Today, Siri can read to you. Soon, Siri will read for you.

Finding time to read these days is tough. Between social media algorithms constantly flooding us with notifications and our tendency to choose more entertaining alternatives, it’s not uncommon to go long stretches without reading something meaningful, fulfilling, or impactful. Not for a lack of desire, though.

We all want to be able to read that growing stack of books. We all want to feel informed of what’s going on in the world. Personally, I find myself wanting to achieve Warren Buffett’s benchmark:

“Read 500 pages…every day. That’s how knowledge works. It builds up, like compound interest. All of you can do it, but I guarantee not many of you will do it.”

Warren Buffett

Clearly, in these days of exponential information, finding time to read is a billion-dollar problem. This is why Blinkist and other manual summarization tools exist. But, machine-learning experts believe that the answer lies in AI.

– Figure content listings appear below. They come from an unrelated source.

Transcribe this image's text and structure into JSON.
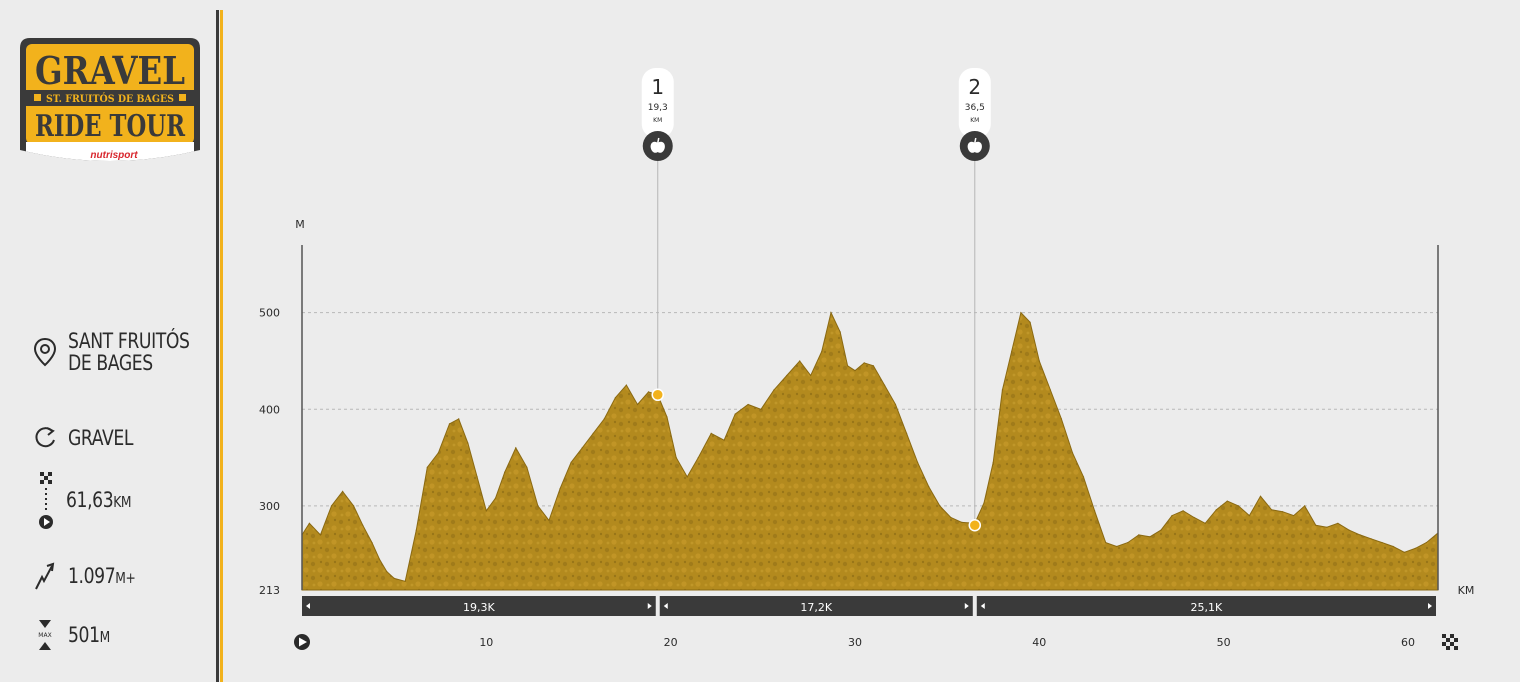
{
  "logo": {
    "line1": "GRAVEL",
    "line2": "ST. FRUITÓS DE BAGES",
    "line3": "RIDE TOUR",
    "brand": "nutrisport",
    "colors": {
      "frame": "#3a3a3a",
      "fill": "#f2b21c",
      "text": "#3a3a3a",
      "brand": "#d8262d"
    }
  },
  "stats": {
    "location_line1": "SANT FRUITÓS",
    "location_line2": "DE BAGES",
    "type": "GRAVEL",
    "distance": "61,63",
    "distance_unit": "KM",
    "climb": "1.097",
    "climb_unit": "M+",
    "max": "501",
    "max_unit": "M",
    "max_icon_label": "MAX",
    "icons": [
      "location-pin-icon",
      "loop-arrow-icon",
      "start-finish-icon",
      "climb-arrow-icon",
      "max-altitude-icon"
    ]
  },
  "chart_data": {
    "type": "area",
    "ylabel": "M",
    "xlabel": "KM",
    "ylim": [
      213,
      570
    ],
    "xlim": [
      0,
      61.63
    ],
    "y_ticks": [
      213,
      300,
      400,
      500
    ],
    "x_ticks": [
      10,
      20,
      30,
      40,
      50,
      60
    ],
    "grid": true,
    "fill_color": "#b38a1e",
    "accent_color": "#f2b21c",
    "x": [
      0,
      0.4,
      1.0,
      1.6,
      2.2,
      2.8,
      3.3,
      3.8,
      4.2,
      4.6,
      5.0,
      5.6,
      6.2,
      6.8,
      7.4,
      8.0,
      8.5,
      9.0,
      9.5,
      10.0,
      10.5,
      11.0,
      11.6,
      12.2,
      12.8,
      13.4,
      14.0,
      14.6,
      15.2,
      15.8,
      16.4,
      17.0,
      17.6,
      18.2,
      18.8,
      19.3,
      19.8,
      20.3,
      20.9,
      21.5,
      22.2,
      22.9,
      23.5,
      24.2,
      24.9,
      25.6,
      26.3,
      27.0,
      27.6,
      28.2,
      28.7,
      29.2,
      29.6,
      30.0,
      30.5,
      31.0,
      31.6,
      32.2,
      32.8,
      33.4,
      34.0,
      34.6,
      35.2,
      35.8,
      36.5,
      37.0,
      37.5,
      38.0,
      38.5,
      39.0,
      39.5,
      40.0,
      40.6,
      41.2,
      41.8,
      42.4,
      43.0,
      43.6,
      44.2,
      44.8,
      45.4,
      46.0,
      46.6,
      47.2,
      47.8,
      48.4,
      49.0,
      49.6,
      50.2,
      50.8,
      51.4,
      52.0,
      52.6,
      53.2,
      53.8,
      54.4,
      55.0,
      55.6,
      56.2,
      56.8,
      57.4,
      58.0,
      58.6,
      59.2,
      59.8,
      60.4,
      61.0,
      61.63
    ],
    "y": [
      270,
      282,
      270,
      300,
      315,
      300,
      280,
      262,
      245,
      232,
      225,
      222,
      275,
      340,
      355,
      385,
      390,
      365,
      330,
      295,
      308,
      335,
      360,
      340,
      300,
      285,
      318,
      345,
      360,
      375,
      390,
      412,
      425,
      405,
      418,
      415,
      392,
      350,
      330,
      350,
      375,
      368,
      395,
      405,
      400,
      420,
      435,
      450,
      435,
      460,
      500,
      480,
      445,
      440,
      448,
      445,
      425,
      405,
      375,
      345,
      320,
      300,
      288,
      283,
      282,
      303,
      345,
      420,
      460,
      500,
      490,
      450,
      420,
      390,
      355,
      330,
      295,
      262,
      258,
      262,
      270,
      268,
      275,
      290,
      295,
      288,
      282,
      296,
      305,
      300,
      290,
      310,
      296,
      294,
      290,
      300,
      280,
      278,
      282,
      275,
      270,
      266,
      262,
      258,
      252,
      256,
      262,
      272
    ],
    "stops": [
      {
        "number": "1",
        "km": 19.3,
        "km_label": "19,3",
        "unit": "KM",
        "elevation": 415,
        "icon": "apple-icon"
      },
      {
        "number": "2",
        "km": 36.5,
        "km_label": "36,5",
        "unit": "KM",
        "elevation": 280,
        "icon": "apple-icon"
      }
    ],
    "segments": [
      {
        "from": 0,
        "to": 19.3,
        "label": "19,3K"
      },
      {
        "from": 19.3,
        "to": 36.5,
        "label": "17,2K"
      },
      {
        "from": 36.5,
        "to": 61.63,
        "label": "25,1K"
      }
    ]
  }
}
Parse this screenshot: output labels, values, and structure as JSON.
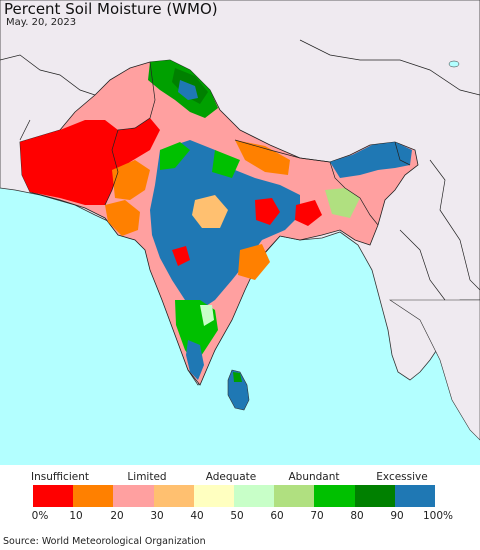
{
  "map": {
    "title": "Percent Soil Moisture (WMO)",
    "date": "May. 20, 2023",
    "land_color": "#efeaf0",
    "sea_color": "#b3ffff",
    "border_color": "#222222"
  },
  "legend": {
    "categories": [
      "Insufficient",
      "Limited",
      "Adequate",
      "Abundant",
      "Excessive"
    ],
    "colors": [
      "#ff0000",
      "#ff8000",
      "#ffa0a0",
      "#ffc070",
      "#ffffc0",
      "#c8ffc8",
      "#b0e080",
      "#00c000",
      "#008000",
      "#1f78b4"
    ],
    "ticks": [
      "0%",
      "10",
      "20",
      "30",
      "40",
      "50",
      "60",
      "70",
      "80",
      "90",
      "100%"
    ]
  },
  "source": "Source: World Meteorological Organization"
}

Using machine-learning to summarize and make sense of text isn’t an easy problem to solve and actually has been a part of scientific theories for quite some time. However, it’s just in the past couple of years that promising improvements have been made.

A little-known tool known as SMMRY is using AI to summarize articles in a matter of seconds. It analyzes the prominence of words, determines the weight (importance) of a given sentence, and compresses each article down to the most important 7 sentences.

Ironically, I stumbled upon a fairly scientific paper discussing this topic and used the SMMRY tool to extract the insights for me. It eliminated some of the necessary background information to fully comprehend the article, which you can expect when it kills 77% of the text. Yet, I still got the main gist and feel smarter after using it.

On the other hand, Salesforce is attacking the problem a little differently. They are teaching an algorithm from examples of good summaries, an approach called supervised learning. They also emphasize an artificial attention to the text to help ensure that it doesn’t produce too many repetitive strands of text (a common problem with summarization algorithms).

Both of these tools have a long way to go before we can trust them to summarize at the level of, or higher than, the human brain.

Nonetheless, you really can run rampant with all the possible use cases of a highly effective AI Summarizer. It would do wonders for graduate students researching for their Senior Thesis. Paralegals could find the precedent they are looking for in a fraction of the time. And everyone would feel empowered to pour over books and books of information.

Ideally, a well-functioning AI Summarizer would be integrated within our existing device interfaces.

By 2028 Siri will have integrated this summarization functionality – whereby I scroll through my timeline, stop on an article, and prompt Siri: “Hey Siri, what’s this article about?” – receiving a thoughtful, effective summary of the document before diving deep into it.

What’s stopping you from reading every day?